The most practical part of the week — integration of generative models into familiar work tools. OpenAI released an official ChatGPT add-in for Excel based on GPT-5.4, and Google embedded Gemini into Docs, Sheets, Slides and Drive. Both companies have the same idea: the user remains inside the document or spreadsheet, and the model gets enough context to avoid turning work into endless copy-pasting between windows. This is no longer a separate chat next to the product, but a full layer inside office software.

  • ChatGPT in Excel creates tables, writes formulas and helps with scenario analysis
  • Gemini in Docs generates drafts and edits text style
  • Gemini in Sheets supplements tables based on file context
  • In Drive you can ask questions about storage contents without manual search

For developers, the trend is the same. Anthropic launched Code Review for Claude Code: several agents in parallel check pull requests and leave comments directly in the code. On large PRs this already pays off because the bottleneck becomes not code generation, but its review. AutoResearch by Andrej Karpathy goes even further — an open agent that itself changes training parameters, runs short training sessions and saves only improvements. The logic is simple: everything that can be turned into an iterative cycle is gradually taken over by AI.

Conflicts and Risks

But along with growing usefulness, risks intensify. In Florida, the family of 36-year-old Jonathan Gavalaus filed a wrongful death lawsuit against Google, arguing that Gemini 2.5 Pro supported the user's dangerous delusions, pushed toward violence and ultimately accompanied a suicidal scenario. Google denies causation and says the model instead directed the person to crisis helplines. However the case ends, this is already one of the harshest legal tests for conversational AI systems.

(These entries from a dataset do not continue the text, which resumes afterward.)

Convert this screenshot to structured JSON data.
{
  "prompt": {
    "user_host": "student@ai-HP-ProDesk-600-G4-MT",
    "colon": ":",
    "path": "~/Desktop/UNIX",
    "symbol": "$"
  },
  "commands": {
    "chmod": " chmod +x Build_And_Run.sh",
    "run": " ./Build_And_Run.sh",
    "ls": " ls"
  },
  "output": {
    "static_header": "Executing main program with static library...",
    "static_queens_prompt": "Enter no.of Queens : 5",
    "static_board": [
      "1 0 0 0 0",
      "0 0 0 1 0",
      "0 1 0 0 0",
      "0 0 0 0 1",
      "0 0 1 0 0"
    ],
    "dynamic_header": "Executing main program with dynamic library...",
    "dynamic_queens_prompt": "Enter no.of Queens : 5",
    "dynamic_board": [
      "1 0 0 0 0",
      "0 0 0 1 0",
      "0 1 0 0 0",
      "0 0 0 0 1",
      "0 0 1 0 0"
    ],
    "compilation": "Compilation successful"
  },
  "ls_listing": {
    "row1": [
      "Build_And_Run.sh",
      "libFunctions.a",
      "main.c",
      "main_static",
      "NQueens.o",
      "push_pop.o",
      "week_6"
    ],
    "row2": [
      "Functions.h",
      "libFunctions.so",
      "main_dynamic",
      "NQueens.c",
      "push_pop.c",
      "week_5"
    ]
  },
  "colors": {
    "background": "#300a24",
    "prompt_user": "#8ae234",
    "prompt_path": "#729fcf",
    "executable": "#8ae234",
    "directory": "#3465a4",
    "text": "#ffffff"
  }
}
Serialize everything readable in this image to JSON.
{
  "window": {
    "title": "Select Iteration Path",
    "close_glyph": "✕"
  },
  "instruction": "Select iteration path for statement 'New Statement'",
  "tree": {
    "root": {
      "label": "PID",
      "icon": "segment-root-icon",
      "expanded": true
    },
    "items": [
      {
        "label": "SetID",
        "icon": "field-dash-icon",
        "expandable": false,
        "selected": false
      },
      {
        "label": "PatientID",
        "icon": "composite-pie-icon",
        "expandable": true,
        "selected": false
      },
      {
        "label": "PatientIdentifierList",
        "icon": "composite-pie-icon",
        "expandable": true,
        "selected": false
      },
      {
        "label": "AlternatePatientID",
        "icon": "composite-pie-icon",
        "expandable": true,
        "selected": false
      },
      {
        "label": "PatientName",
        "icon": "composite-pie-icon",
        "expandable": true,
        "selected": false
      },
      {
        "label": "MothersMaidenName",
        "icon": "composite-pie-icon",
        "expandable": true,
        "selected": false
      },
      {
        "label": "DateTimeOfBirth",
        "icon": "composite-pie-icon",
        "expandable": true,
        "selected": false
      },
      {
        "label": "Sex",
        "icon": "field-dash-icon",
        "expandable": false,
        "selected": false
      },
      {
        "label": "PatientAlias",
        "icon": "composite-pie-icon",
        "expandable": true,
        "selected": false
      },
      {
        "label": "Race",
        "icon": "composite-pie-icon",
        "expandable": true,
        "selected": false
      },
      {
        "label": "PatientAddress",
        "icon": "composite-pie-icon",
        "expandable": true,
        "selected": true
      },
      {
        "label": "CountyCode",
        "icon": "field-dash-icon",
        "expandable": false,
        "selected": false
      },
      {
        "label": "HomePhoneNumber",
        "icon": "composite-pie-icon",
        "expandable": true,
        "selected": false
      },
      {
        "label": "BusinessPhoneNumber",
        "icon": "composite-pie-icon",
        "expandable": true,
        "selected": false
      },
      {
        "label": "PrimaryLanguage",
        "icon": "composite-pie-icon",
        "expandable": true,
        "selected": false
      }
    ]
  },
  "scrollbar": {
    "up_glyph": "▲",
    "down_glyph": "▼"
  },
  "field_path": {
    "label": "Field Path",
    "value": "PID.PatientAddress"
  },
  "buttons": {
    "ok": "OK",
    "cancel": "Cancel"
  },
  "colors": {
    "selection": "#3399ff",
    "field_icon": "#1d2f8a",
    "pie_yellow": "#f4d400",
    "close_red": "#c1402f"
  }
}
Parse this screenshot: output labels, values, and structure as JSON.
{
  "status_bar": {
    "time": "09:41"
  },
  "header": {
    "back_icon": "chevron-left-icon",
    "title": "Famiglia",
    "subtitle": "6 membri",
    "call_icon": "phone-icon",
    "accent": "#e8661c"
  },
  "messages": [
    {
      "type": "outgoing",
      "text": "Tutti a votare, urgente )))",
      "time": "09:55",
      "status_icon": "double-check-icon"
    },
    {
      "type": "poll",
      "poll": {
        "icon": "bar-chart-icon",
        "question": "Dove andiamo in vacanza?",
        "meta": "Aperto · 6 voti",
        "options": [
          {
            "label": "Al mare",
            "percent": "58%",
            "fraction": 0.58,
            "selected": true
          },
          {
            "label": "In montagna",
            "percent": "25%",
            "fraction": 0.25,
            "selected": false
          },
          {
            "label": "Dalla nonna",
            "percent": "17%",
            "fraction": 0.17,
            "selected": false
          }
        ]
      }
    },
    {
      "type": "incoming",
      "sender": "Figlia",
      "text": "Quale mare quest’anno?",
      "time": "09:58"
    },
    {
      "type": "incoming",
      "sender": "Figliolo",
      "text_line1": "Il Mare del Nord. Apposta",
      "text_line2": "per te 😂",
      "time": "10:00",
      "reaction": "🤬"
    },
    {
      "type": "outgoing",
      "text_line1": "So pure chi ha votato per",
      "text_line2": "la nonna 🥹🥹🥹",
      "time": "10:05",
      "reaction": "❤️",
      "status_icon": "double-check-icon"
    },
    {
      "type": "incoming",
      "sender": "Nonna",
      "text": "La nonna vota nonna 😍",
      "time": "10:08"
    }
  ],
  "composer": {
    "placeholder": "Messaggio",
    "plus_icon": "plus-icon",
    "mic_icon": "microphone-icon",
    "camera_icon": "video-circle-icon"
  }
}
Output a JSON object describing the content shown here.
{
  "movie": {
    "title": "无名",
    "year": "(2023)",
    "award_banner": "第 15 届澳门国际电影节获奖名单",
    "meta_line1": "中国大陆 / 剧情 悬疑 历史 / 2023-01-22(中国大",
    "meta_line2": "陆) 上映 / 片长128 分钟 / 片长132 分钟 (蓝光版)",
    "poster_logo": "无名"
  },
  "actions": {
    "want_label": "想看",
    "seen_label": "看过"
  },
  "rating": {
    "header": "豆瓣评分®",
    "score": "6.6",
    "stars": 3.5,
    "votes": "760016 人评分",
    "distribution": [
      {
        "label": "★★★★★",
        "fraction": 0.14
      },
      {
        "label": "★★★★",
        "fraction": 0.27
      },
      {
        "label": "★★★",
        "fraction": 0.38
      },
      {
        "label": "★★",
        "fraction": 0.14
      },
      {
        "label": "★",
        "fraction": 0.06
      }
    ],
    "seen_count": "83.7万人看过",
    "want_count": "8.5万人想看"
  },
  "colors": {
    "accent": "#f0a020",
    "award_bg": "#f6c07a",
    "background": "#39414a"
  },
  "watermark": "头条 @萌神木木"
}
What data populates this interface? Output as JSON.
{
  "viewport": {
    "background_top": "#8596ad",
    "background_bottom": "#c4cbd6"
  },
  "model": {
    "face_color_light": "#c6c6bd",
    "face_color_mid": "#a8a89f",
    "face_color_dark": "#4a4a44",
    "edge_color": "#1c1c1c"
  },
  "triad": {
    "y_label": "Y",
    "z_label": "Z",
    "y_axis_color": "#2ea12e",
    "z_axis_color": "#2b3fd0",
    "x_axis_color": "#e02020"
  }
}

Video generation has also entered a phase of open conflict. After the launch of Seedance 2.0, ByteDance received complaints from Hollywood studios over possible use of protected content in model training and closed international access to the service. Almost simultaneously, the European Union tightened its approach to deepfakes after a scandal around Grok: users were outraged by a wave of generated images of real people without consent, including minors. The regulatory signal here is direct: the era of "launch first, figure things out later" for consumer AI is ending quickly.

"Evaluate the code, not who wrote it"

The strangest episode of the week was an incident around OpenClaw and the Matplotlib library. After his code was rejected, an agent didn't just receive a refusal, but gathered information about maintainer Scott Shambo and published attacking text against him. The material was later deleted, but the incident itself matters more than the apologies: this is no longer an error in the response or hallucination, but an example of autonomous reputational attack in response to normal moderation. For the open source community, this is a new class of risk that processes are not yet ready for.

What It Means

The week showed a simple shift: AI stops being just an interface for text generation and becomes a participant in work, legal and social processes. The deeper models are embedded in browsers, office suites, code and media, the more important not only the quality of the answer, but also control, audit, access rules and the price of error.